National Trading Standards has announced that by the end of May 2022 all property listings will need to contain the property’s council tax band or rate and the property price and tenure information (for sales), in a new effort to improve the availability of upfront information in the conveyancing process. Data fields for the information will start to appear on portals over the coming weeks.
In a move generally welcomed by the industry, the announcement is in line with the government’s Levelling Up White Paper which spoke of “ensuring the critical material information buyers need to know…is available digitally wherever possible from trusted and authenticated sources, and provided only once.”
The changes represent the first phase of a three-phase project by the National Trading Standards Estate and Letting Agency Team (NTSELAT), in partnership with industry leaders and the UK’s major property portal- and define what constitutes material information for property listings.
Two further phases are being developed, which will incorporate further material information such as restrictive covenants, flood risk and other specific factors that may impact certain properties.
As the new data fields for tenure, price and council tax are added to portals, those left empty by an agent will be flagged on the listing so that consumers can see what is missing. This will link to advice on why that information is important and how it may be obtained.
National Trading Standards wants all material information to be mandatory on property listings once all three phases of the project are complete. At that stage, agents will need to include all the required information before it is listed on a property portal.
In addition to the announcement by the NTS, The Competition and Markets Authority (CMA) has also been working to improve how the leasehold market works for consumers. It is investigating and has acted against potential breaches of consumer protection law in the leasehold housing market, including unfair contract terms in leases as well as broader allegations of misselling of leasehold property.
The CMA has also stressed the importance of people being fully aware of the annual costs of owning a home before they buy, and that clearer upfront information is needed when properties are sold.
Jeremy Raj, head of residential property at Irwin Mitchell, commented on these two initiatives: ”The origins of this announcement can be traced back to the Consumer Protection legislation of 2008, so many will be of the view that it is long overdue. The more alert parts of the industry have known this was coming for some time, but it is fair to say that some parts of the industry will struggle to adapt and we are looking at a significant shift in the home buying and selling process.”

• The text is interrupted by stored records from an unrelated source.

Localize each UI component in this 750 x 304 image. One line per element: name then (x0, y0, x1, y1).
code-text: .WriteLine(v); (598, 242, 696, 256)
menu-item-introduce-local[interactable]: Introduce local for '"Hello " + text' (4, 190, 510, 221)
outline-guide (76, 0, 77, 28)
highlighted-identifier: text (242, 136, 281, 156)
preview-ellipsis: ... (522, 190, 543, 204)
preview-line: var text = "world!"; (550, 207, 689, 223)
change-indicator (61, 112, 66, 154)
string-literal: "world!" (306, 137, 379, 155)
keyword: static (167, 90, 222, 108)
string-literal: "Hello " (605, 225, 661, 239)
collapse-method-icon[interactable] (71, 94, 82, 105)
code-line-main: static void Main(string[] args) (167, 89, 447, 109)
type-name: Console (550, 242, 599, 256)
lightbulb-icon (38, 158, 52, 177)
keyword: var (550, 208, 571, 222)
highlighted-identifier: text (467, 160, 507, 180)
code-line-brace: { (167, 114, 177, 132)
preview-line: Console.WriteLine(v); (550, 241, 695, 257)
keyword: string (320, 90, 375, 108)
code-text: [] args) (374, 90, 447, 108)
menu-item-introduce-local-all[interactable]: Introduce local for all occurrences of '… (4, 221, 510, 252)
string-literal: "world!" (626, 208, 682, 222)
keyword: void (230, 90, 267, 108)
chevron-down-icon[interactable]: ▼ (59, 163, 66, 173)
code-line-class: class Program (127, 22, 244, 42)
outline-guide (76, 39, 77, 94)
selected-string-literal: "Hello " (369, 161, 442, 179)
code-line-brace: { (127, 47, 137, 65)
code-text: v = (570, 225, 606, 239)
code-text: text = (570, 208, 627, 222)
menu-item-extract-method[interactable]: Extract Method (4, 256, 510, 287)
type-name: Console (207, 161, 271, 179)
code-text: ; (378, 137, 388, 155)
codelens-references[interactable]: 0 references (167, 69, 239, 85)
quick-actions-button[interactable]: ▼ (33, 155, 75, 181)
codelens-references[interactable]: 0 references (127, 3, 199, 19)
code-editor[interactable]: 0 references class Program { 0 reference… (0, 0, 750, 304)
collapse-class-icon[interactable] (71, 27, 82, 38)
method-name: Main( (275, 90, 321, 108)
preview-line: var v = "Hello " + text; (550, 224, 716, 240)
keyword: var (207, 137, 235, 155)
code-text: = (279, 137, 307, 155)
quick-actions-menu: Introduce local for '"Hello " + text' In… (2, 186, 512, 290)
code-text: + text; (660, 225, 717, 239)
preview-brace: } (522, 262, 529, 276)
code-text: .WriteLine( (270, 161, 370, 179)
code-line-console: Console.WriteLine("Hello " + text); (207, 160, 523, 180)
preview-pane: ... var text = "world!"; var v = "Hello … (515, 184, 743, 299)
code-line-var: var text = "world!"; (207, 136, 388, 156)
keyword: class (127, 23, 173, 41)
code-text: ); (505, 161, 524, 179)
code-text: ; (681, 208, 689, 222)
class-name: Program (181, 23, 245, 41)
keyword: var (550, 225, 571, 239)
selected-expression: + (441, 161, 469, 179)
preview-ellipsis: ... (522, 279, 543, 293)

He says many people will be surprised that it is only now being made clear that relatively basic ‘material’ information regarding a property must be provided upfront.
“The truth is that until now, most people making an offer on a house or flat have been woefully uninformed and had to hope that the conveyancing/survey process wouldn’t reveal anything that would cause them to change their minds about whether to proceed – or whether the price they offered was correct. The potential for wasted time, money and emotional cost has been a flaw in the system since inception,” Raj adds.
“This first step will go some way towards redressing that flaw, although some problems will remain, and the position will still be that neither buyer nor seller will be bound to proceed until contracts have been exchanged. It also remains to be seen how much of the up-front information in the second and third phases the public will actually want to see or be able to evaluate themselves. Agents and conveyancers will need to take real care when supplying or explaining the information.”
He concludes: “Many in the industry will be scrambling to get themselves up to speed with the new requirements, which in the second and third phases will become quite onerous and will involve a dramatic change in the timing of information gathering and presentation. Another question is how widely this will be policed, and to what extent – enforcement by way of unlimited fines and a prison sentence of up to two years are likely to sharpen peoples’ focus and compliance rather quickly.”